The past ten years have witnessed impressive strides in the fields of molecular biology and biotechnology. As the two juxtaposed words "molecular biology" imply, the distinction between biology and chemistry is becoming blurred. However, the US continues to believe that Article I, which defines the scope of the Convention, has proved sufficiently comprehensive to have covered recent scientific and technological developments relevant to the Convention. In many ways, recent progress in biological technology affects the ease of concealment of manufacturing plants and the availability of new delivery systems, particularly for biological chemicals such as toxins and peptides. Verification of the Convention, always a difficult task, has been significantly complicated by the new technology. The confidence derived from the belief that certain technical problems would make biological weapons unattractive for the foreseeable future has eroded. The ease and rapidity of genetic manipulation, the ready availability of a variety of production equipment, the proliferation of safety and environmental equipment and health procedures to numerous laboratories and production facilities throughout the world are signs of the growing roles of biotechnology in the world's economy.
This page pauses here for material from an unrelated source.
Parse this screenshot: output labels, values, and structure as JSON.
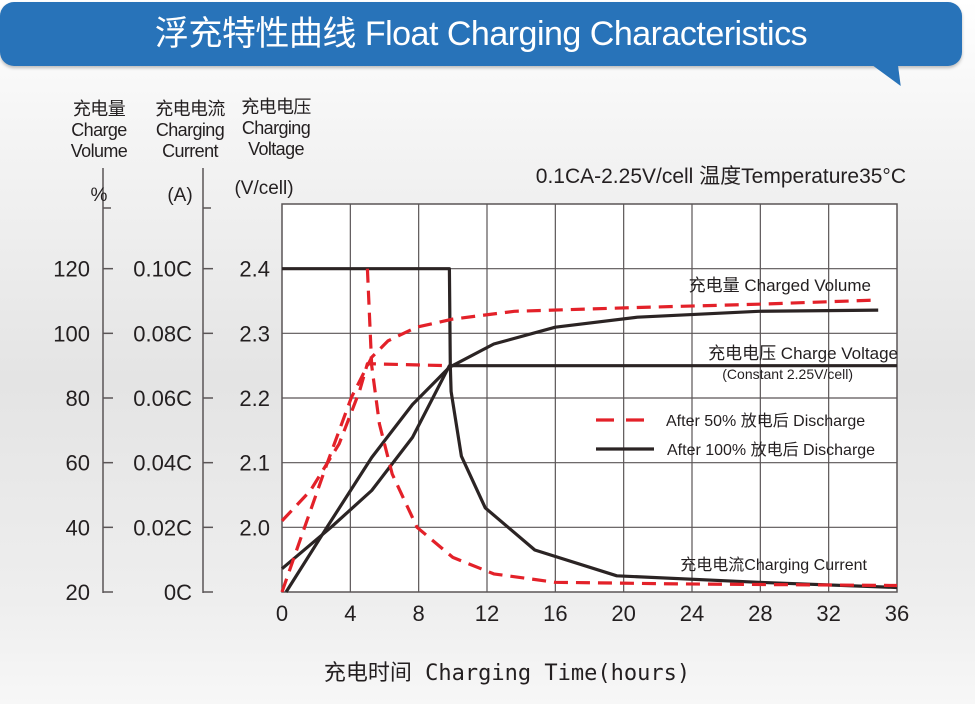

But these very same signs also give concern for the possibility of misuse of this biotechnology to subvert the Convention.

165. U.S. Background Document Submitted to the Second Review Conference of the Parties to the Biological and Toxin Weapons Convention: U.S. Compliance With the Convention, September 9, 19861

Article I

The United States is in full compliance with the obligations contained in Article I. Facilities previously used for development, production or stockpiling of biological weapons are now devoted to peaceful purposes. The United States biological defense programme is limited to research on strictly defined prophylactic, protective or other peaceful purposes, such as immunization.

1 Department of State Bulletin, December 1986, pp. 46-47.